Sometimes we ask or say some of the most ridiculous things. Its what made comedian Bill Engvall famous. “Here’s your sign”. I was hanging out with him once and he said that he fell victim to his own routine once. He was walking out of a mall and saw a guy trying to open his car door with a coat hanger. Engvall said, “Locked your keys in the car”? The guy said, “Nope. I just washed it and I’m hanging it out to dry”.
It has been said that there are no stupid questions. I disagree. I’ve heard lots of them. After a show one night, these two drunk guys were at the bar. I heard one guy ask the other if he thought he could buy Mars so he could make a lot of money when people went to live there. The other guy said it was impossible. The first guy said,”Why”? The other guy said, “Because I’m not going to sell it to you”.

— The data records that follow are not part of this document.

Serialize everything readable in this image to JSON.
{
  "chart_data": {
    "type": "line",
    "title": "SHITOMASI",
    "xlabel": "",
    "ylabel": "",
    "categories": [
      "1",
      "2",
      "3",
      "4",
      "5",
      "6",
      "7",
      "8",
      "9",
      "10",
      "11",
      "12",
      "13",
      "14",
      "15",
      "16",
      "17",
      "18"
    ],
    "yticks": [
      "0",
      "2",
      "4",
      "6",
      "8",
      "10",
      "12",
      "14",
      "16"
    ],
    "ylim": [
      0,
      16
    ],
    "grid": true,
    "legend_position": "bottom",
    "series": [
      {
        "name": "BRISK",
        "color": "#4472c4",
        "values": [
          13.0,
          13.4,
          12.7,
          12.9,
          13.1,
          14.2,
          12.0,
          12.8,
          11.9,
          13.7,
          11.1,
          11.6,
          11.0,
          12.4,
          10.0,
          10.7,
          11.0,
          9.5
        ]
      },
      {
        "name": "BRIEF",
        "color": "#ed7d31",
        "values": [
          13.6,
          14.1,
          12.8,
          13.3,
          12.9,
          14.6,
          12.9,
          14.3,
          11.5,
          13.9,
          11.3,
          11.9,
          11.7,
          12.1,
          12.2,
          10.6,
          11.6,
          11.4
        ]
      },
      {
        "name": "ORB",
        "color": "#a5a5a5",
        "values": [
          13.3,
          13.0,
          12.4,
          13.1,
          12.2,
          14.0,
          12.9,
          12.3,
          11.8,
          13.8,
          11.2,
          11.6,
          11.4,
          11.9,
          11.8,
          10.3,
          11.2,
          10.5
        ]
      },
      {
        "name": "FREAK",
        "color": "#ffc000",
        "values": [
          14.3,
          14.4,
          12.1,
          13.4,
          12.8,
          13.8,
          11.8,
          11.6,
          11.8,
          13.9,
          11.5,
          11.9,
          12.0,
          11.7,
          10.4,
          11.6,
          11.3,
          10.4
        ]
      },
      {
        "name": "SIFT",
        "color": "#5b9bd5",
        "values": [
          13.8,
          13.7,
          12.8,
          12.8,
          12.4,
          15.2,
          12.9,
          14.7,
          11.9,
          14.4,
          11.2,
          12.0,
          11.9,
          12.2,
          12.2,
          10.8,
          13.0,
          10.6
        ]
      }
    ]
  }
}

Many people are also very gullible. I told a friend once that gullible was not in the dictionary. The next day she wouldn’t even talk to me. I left a message at the hotel where my boss and I were staying. It read, “There is a very angry customer who wants to speak to you”.
easily persuaded to believe something; credulous.
I put the phone number on the bottom and said his name was Mr. C. Lyon. He called late that night and kept insisting on talking to the man. Finally, the guy said, “Look buddy, I’m a security guard and this is Sea World”. Probably not a good career move.